Coordinated Multi-Point (CoMP) transmission/reception has been proposed as a promising technology to meet the 3GPP (Third Generation Partnership Project) LTE-Advanced (LTE-A) requirements by improving performance of cell-edge UEs in particular. In CoMP operation, multiple transmission/reception points (typically geographically separated, but could also be co-located) cooperatively transmit to or receive from one or more users' equipment (UEs) to improve performance, especially the performance of cell-edge UEs. In the case of downlink CoMP, each transmission point, which can have one or more transmit antennas, is a radio unit whose signal covers a geographical area. In general, CoMP techniques refer to a broad range of coordination mechanisms including interference avoidance. CoMP can be used to improve the throughput for cell edge UEs as well as the cell average throughput.
In LTE CRSs may be used by UEs to measure properties of the radio channel with respect to such CSI parameters as a Channel Quality Indicator, CQI. CSI reference signals (CSI-RS) may be also used by terminals to acquire channel-state information. CSI-RS have a significantly lower time/frequency density, thus implying less overhead, compared to the CRS. In CoMP systems the channel measurement for CSI feedback are based on CSI-RS.
For purpose of CSI feedback, interference can be measured on CRS after subtracting channel information from received signals or directly on the channel state information interference measurement resources (CSI-IM) indicated by the network. In CoMP systems the interference measurements for CSI are based on CSI-IM due to its flexibility in supporting measurement for different interference scenarios. However the interference measurement using CSI-IM in some cases may be less accurate than interference measurements cell-specific reference signal (CRS).

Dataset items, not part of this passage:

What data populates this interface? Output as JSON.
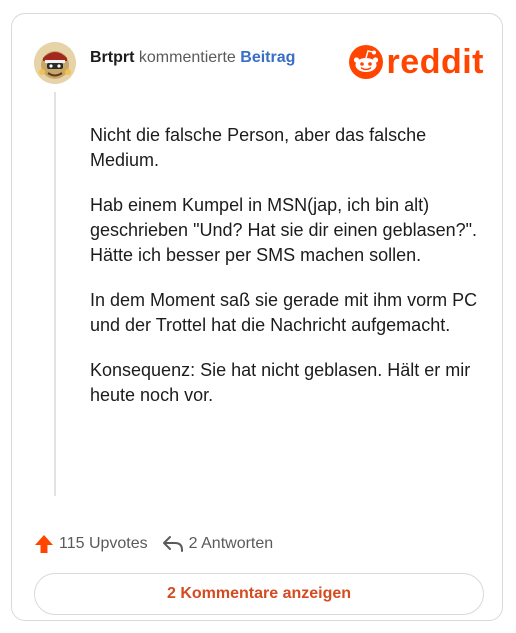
{
  "header": {
    "author": "Brtprt",
    "action": "kommentierte",
    "target": "Beitrag",
    "brand": "reddit"
  },
  "post": {
    "paragraphs": [
      "Nicht die falsche Person, aber das falsche Medium.",
      "Hab einem Kumpel in MSN(jap, ich bin alt) geschrieben \"Und? Hat sie dir einen geblasen?\". Hätte ich besser per SMS machen sollen.",
      "In dem Moment saß sie gerade mit ihm vorm PC und der Trottel hat die Nachricht aufgemacht.",
      "Konsequenz: Sie hat nicht geblasen. Hält er mir heute noch vor."
    ]
  },
  "footer": {
    "upvotes": "115 Upvotes",
    "replies": "2 Antworten",
    "show_comments": "2 Kommentare anzeigen"
  },
  "colors": {
    "brand": "#ff4500",
    "link": "#3a6ec6",
    "button_text": "#d54a1e",
    "upvote": "#ff4500"
  },
  "icons": {
    "brand": "reddit-snoo-icon",
    "upvote": "upvote-arrow-icon",
    "reply": "reply-arrow-icon"
  }
}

The less accurate interference measurements on CSI-IM results from the usage of the resource elements (REs) of zero-power channel state information reference signal (ZP CSI-RS) which in case of overlap with another CSI-IM configured on another cell may not capture interference from some of the transmission points.
In contrast, CRS based measurements in the same cases may include interference contribution from the transmitting points even when CRS overlap. This indicates that for high loading scenario, CRS based interference measurements may be more accurate than interference measurements on CSI-IM primary due to smaller number of CSI-IM configurations than CRS sequences.

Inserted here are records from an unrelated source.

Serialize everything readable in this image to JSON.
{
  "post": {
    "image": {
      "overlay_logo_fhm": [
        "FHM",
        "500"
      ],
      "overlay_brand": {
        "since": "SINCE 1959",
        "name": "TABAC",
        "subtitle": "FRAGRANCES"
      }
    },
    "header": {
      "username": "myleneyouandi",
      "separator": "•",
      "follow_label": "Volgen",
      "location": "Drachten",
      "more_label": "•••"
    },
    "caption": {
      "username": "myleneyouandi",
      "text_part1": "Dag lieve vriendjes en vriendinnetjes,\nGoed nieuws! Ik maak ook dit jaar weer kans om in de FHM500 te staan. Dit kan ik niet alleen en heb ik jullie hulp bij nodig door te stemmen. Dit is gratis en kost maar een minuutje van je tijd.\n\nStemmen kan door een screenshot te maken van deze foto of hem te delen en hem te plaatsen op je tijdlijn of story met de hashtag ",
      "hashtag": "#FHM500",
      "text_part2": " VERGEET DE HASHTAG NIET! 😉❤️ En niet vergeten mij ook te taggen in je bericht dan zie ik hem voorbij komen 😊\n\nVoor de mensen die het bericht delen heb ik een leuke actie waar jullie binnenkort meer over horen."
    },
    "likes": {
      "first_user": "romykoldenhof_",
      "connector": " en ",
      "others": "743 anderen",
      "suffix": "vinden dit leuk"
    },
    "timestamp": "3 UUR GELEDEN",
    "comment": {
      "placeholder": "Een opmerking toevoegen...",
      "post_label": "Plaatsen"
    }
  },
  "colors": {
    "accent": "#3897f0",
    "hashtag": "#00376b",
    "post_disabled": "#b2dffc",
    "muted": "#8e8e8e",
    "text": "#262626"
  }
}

For CSI-IM interference measurements network indicates to a UE which resource elements (i.e. subcarrier and symbols) the UE is to use to perform interference measurements. The serving cell (node) may not transmit any data on a given resource elements to remove own-cell interference, which can be achieved by configuring ZP CSI-RSs on the same resource elements. The other nodes will transmit data on specified resource elements. Thus, the UE measures interference from the other nodes, e.g., coordinating or neighboring cells. A similar CSI-IM measurements and configurations may be applied in the neighboring nodes. However, due to the limited number of configurations available, collisions between CSI-IM of different nodes will occur. Thus interference from some nodes will not be estimated because of the collisions. This leads to under estimation of interference for CSI feedback.